Before actor Shah Rukh Khan stepped into Amitabh Bachchan’s shoes as Don in the 2006 remake, he took on his first double role in Duplicate (1998). The film, which released on 8 May 1998, was produced by Dharma Productions and directed by Mahesh Bhatt.

Khan had previously worked with Bhatt for the intense love story Chaahat (1996) and this would be the first time he was working with Yash Johar’s Dharma Productions on the light-hearted film. Here, he is the lovable but goofy Babloo who wants to be an international chef. However, unbeknownst to him, his lookalike Manu is trying to hide from the law and decides to use Babloo to hide his tracks.

The mistaken identities between the two causes comic and thrilling tension for those around them, including their love interests, Sonia (Juhi Chawla) and Lily (Sonali Bendre) and Babloo’s mother, Bebe (Farida Jalal).

Eventually, in this feature, good triumphs over evil as Babloo manages to clear his name and get Manu get captured by the police. The film was an average hit for Dharma Productions. It had good music by Anu Malik with songs like ‘Mere Mehboob Mere Sanam’ and 'Kathai Aankhon Wali'. But it got overshadowed by another in-house hit, Karan Johar’s debut Kuch Kuch Hota Hai (1998), also starring Khan.

Unlike most lookalike tropes in Indian cinema, Duplicate’s Babloo and Manu aren’t the least bit related. They are not twins separated at birth like in Ram Aur Shyam (1967), China Town (1962) and Seeta Aur Geeta (1972). In these films, the stronger sibling rises up to help their weaker kin.

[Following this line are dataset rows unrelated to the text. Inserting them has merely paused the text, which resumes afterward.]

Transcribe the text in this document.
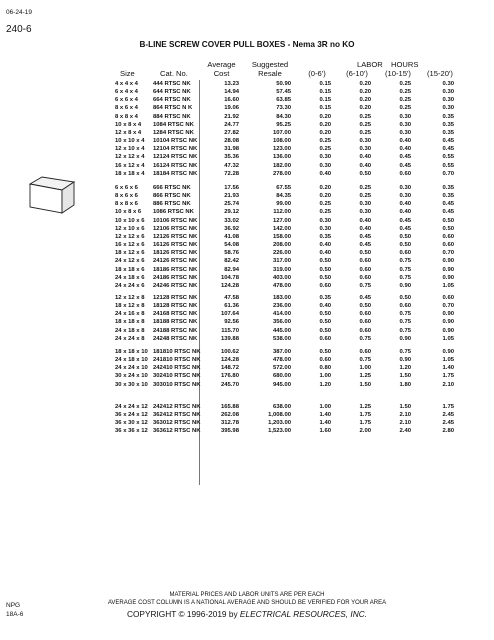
06-24-19
240-6
B-LINE SCREW COVER PULL BOXES - Nema 3R no KO
Average	Suggested	LABOR HOURS
Size	Cat. No.	Cost	Resale	(0-6')	(6-10')	(10-15')	(15-20')
4 x 4 x 4	444 RTSC NK	13.23	50.90	0.15	0.20	0.25	0.30
6 x 4 x 4	644 RTSC NK	14.94	57.45	0.15	0.20	0.25	0.30
6 x 6 x 4	664 RTSC NK	16.60	63.85	0.15	0.20	0.25	0.30
8 x 6 x 4	864 RTSC N K	19.06	73.30	0.15	0.20	0.25	0.30
8 x 8 x 4	884 RTSC NK	21.92	84.30	0.20	0.25	0.30	0.35
10 x 8 x 4 1084 RTSC NK	24.77	95.25	0.20	0.25	0.30	0.35
12 x 8 x 4 1284 RTSC NK	27.82	107.00	0.20	0.25	0.30	0.35
10 x 10 x 4 10104 RTSC NK	28.08	108.00	0.25	0.30	0.40	0.45
12 x 10 x 4 12104 RTSC NK	31.98	123.00	0.25	0.30	0.40	0.45
12 x 12 x 4 12124 RTSC NK	35.36	136.00	0.30	0.40	0.45	0.55
16 x 12 x 4 16124 RTSC NK	47.32	182.00	0.30	0.40	0.45	0.55
18 x 18 x 4 18184 RTSC NK	72.28	278.00	0.40	0.50	0.60	0.70
6 x 6 x 6	666 RTSC NK	17.56	67.55	0.20	0.25	0.30	0.35
8 x 6 x 6	866 RTSC NK	21.93	84.35	0.20	0.25	0.30	0.35
8 x 8 x 6	886 RTSC NK	25.74	99.00	0.25	0.30	0.40	0.45
10 x 8 x 6 1086 RTSC NK	29.12	112.00	0.25	0.30	0.40	0.45
10 x 10 x 6 10106 RTSC NK	33.02	127.00	0.30	0.40	0.45	0.50
12 x 10 x 6 12106 RTSC NK	36.92	142.00	0.30	0.40	0.45	0.50
12 x 12 x 6 12126 RTSC NK	41.08	158.00	0.35	0.45	0.50	0.60
16 x 12 x 6 16126 RTSC NK	54.08	208.00	0.40	0.45	0.50	0.60
18 x 12 x 6 18126 RTSC NK	58.76	226.00	0.40	0.50	0.60	0.70
24 x 12 x 6 24126 RTSC NK	82.42	317.00	0.50	0.60	0.75	0.90
18 x 18 x 6 18186 RTSC NK	82.94	319.00	0.50	0.60	0.75	0.90
24 x 18 x 6 24186 RTSC NK	104.78	403.00	0.50	0.60	0.75	0.90
24 x 24 x 6 24246 RTSC NK	124.28	478.00	0.60	0.75	0.90	1.05
12 x 12 x 8 12128 RTSC NK	47.58	183.00	0.35	0.45	0.50	0.60
18 x 12 x 8 18128 RTSC NK	61.36	236.00	0.40	0.50	0.60	0.70
24 x 16 x 8 24168 RTSC NK	107.64	414.00	0.50	0.60	0.75	0.90
18 x 18 x 8 18188 RTSC NK	92.56	356.00	0.50	0.60	0.75	0.90
24 x 18 x 8 24188 RTSC NK	115.70	445.00	0.50	0.60	0.75	0.90
24 x 24 x 8 24248 RTSC NK	139.88	538.00	0.60	0.75	0.90	1.05
18 x 18 x 10 181810 RTSC NK	100.62	387.00	0.50	0.60	0.75	0.90
24 x 18 x 10 241810 RTSC NK	124.28	478.00	0.60	0.75	0.90	1.05
24 x 24 x 10 242410 RTSC NK	148.72	572.00	0.80	1.00	1.20	1.40
30 x 24 x 10 302410 RTSC NK	176.80	680.00	1.00	1.25	1.50	1.75
30 x 30 x 10 303010 RTSC NK	245.70	945.00	1.20	1.50	1.80	2.10
24 x 24 x 12 242412 RTSC NK	165.88	638.00	1.00	1.25	1.50	1.75
36 x 24 x 12 362412 RTSC NK	262.08	1,008.00	1.40	1.75	2.10	2.45
36 x 30 x 12 363012 RTSC NK	312.78	1,203.00	1.40	1.75	2.10	2.45
36 x 36 x 12 363612 RTSC NK	395.98	1,523.00	1.60	2.00	2.40	2.80
MATERIAL PRICES AND LABOR UNITS ARE PER EACH
AVERAGE COST COLUMN IS A NATIONAL AVERAGE AND SHOULD BE VERIFIED FOR YOUR AREA
COPYRIGHT © 1996-2019 by ELECTRICAL RESOURCES, INC.
NPG
18A-6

One character tries to take the place of another, which is seen in films like Hum Dono (1961), Kasme Vaade (1978),  Kaho Naa... Pyaar Hai (2000) and Rowdy Rathore (2012). In these these examples, the lookalike is burdened with taking the place of someone who is deceased and filling their shoes.

Hum Dono (1961)

A happy ending is possible only in Dev Anand’s Hum Dono as Major Verma returns, wounded from the war and Captain Anand can return to his own life. However, in the cases of Kaho Naa... Pyaar Hai and Rowdy Rathore, the lookalike helps bring justice to the departed.

Since the 1950s, there have been quite a few instances of doubles and duplicates. This worked well as a star vehicle for actors like Dilip Kumar and Bachchan who have appeared in a number of films that featured this trope. The most famous of these is Don (1978), a landmark film for Bachchan, where he played the ruthless crime lord and a happy-go-lucky simpleton. Like Zanjeer (1973) and Sholay (1975), this ranks high in the Bachchan pantheon of films.

Don (1978)

However, as the times changed, so did audiences. The same storytelling which worked in the 1960s and 1970s doesn’t have the same success or impact as before. Rowdy Rathore (2012) was a hit for Akshay Kumar but Action Jackson (2014), which came two years later, didn’t work for Ajay Devgn.

In Tanu Weds Manu Returns (2015), Kangana Ranaut’s Tanu almost loses her husband Manu to a girl that kind of resembles like her, but in many ways, is almost the opposite of her.  

Om Shanti Om (2007) used the formula of lookalike via a reincarnation theme. Farah Khan’s film was, in a way, paying homage to the films of the past, and that helped it become a blockbuster. Her brother, Sajid Khan, used the madcap comedy Humshakals (2014) to create two sets of lookalikes in his story set in London. The craziness failed to entice audiences. With so much content available to audiences, on television, online and in theatres, they seem to have seen it all.

Additionally, the fatigue of déjà vu storytelling, reminding audiences of something they’ve already seen before and offering nothing new, can set in. The origins of a lookalike or doppelgänger have found fame in early fiction novels from Alexandre Dumas’s The Man in the Iron Mask, Charles Dickens’s A Tale of Two Cities and Mark Twain’s The Prince and The Pauper. Unsurprisingly, these all have been adapted on film and television.

Recently, the lookalike storytelling device was found in Hindi films like Prem Ratan Dhan Payo (2015) and Welcome To New York (2018). The first has many resemblances to Twain’s 1882 novel, The Prince and The Pauper, while the latter wanted audiences to believe that filmmaker Karan Johar had an evil lookalike. Prem Ratan Dhan Payo (2015) worked largely because of its superstar casting of Salman Khan, while Welcome To New York disappointed at the box office.

Twenty years ago, the lines of good and bad were not so blurry and that worked for Duplicate. Today, that may not pass muster for audiences who are used to stronger storytelling.